People of gender?
A few years ago, I hacked together a prototype of an IBE-encrypting IM client using an early version of the Voltage IBE Toolkit. It was interesting to use the Toolkit to IBE-enable a new application. Even more interesting was what I learned about usability and user interfaces from the experience.
After having finished the encryption part of the IM client, I thought that I’d ask people how they wanted the IM client’s user interface to indicate that a particular message was encrypted. I found the results to be a bit surprising – they were clearly divided along gender lines.
Men, it turned out, wanted a fairly in-your-face indication that a particular message was encrypted. They suggested things like changing the background color of an IM window to bright red or displaying the text "SECURE" in a large font. Every man that I asked about this gave a similar answer, although the particular way to indicate an encrypted message varied from man to man.
Women didn’t seem to like this idea at all.

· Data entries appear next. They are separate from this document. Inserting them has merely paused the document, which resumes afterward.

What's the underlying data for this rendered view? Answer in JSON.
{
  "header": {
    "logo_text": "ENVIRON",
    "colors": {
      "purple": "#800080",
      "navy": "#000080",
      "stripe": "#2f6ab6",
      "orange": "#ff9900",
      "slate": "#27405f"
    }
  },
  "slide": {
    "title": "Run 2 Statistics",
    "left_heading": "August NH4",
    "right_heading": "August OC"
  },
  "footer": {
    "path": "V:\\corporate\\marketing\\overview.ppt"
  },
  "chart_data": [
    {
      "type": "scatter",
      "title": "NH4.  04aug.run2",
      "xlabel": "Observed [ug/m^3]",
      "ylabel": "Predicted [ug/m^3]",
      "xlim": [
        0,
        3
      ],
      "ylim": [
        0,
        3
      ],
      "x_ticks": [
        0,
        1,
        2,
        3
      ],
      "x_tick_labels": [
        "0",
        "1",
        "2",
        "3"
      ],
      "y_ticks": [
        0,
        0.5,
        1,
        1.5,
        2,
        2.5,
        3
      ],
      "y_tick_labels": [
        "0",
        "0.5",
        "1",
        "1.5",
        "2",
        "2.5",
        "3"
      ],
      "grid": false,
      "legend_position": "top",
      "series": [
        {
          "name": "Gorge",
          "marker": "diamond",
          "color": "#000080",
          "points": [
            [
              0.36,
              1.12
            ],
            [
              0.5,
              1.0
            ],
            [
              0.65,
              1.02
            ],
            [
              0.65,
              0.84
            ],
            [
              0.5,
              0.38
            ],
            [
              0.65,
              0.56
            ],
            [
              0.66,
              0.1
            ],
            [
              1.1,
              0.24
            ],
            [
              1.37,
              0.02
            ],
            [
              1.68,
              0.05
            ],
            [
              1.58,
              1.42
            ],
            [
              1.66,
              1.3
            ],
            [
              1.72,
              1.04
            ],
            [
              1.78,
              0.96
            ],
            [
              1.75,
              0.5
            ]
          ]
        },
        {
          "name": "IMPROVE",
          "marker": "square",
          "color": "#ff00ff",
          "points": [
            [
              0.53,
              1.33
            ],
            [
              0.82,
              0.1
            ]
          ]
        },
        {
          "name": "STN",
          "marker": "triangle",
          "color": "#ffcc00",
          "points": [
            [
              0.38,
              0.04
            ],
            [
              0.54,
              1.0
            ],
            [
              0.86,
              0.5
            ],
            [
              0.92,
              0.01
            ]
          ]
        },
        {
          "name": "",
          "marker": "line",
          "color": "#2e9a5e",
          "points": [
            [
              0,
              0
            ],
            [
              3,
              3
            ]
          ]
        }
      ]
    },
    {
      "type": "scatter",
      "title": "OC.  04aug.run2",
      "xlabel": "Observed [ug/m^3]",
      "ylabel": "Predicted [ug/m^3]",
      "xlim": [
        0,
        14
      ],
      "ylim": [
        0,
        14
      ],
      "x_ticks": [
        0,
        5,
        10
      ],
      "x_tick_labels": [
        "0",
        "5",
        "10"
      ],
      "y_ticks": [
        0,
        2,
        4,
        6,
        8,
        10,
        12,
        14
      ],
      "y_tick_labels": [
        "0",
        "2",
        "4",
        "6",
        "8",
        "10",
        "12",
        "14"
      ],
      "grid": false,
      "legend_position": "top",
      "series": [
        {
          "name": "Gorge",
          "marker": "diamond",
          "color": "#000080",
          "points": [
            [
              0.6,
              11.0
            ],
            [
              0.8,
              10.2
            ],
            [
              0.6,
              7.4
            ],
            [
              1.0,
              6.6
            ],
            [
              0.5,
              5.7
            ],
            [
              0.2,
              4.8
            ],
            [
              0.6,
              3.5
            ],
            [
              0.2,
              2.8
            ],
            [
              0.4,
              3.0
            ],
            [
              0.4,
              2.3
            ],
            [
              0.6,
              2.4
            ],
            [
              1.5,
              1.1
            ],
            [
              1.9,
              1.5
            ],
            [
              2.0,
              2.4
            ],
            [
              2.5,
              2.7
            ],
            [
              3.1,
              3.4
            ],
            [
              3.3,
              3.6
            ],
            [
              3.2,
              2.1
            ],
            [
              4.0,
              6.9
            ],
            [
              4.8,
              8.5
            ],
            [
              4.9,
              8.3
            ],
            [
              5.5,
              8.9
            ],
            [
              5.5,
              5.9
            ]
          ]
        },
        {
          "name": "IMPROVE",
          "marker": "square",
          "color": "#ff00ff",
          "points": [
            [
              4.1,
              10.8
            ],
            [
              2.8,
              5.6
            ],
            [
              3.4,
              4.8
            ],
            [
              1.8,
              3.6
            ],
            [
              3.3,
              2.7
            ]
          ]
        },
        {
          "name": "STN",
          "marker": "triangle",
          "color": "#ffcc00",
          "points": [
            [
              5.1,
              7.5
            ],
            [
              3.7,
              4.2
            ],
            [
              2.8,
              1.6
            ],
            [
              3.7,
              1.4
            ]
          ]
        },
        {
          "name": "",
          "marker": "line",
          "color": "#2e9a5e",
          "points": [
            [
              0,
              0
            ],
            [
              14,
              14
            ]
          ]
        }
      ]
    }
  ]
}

They all wanted a much more subtle indication. They thought that a small padlock icon was adequate to indicate that a message was encrypted, and that the padlock should be the familiar shade of gold that’s often used to indicate that a browser is using SSL for an encrypted connection. Every woman that I asked about this gave a similar answer. They even described the padlock icon that they wanted to see in a similar way.
Extrapolating from a single point is not a great idea, but based on this one data point, there seems to be a significant difference in the user interface that people would like to see based on their gender. Is there enough of a difference in the user interface that men want versus what women want to justify having two options – one that’s tailored to the expectations of men and another that’s tailored to the expectations of women?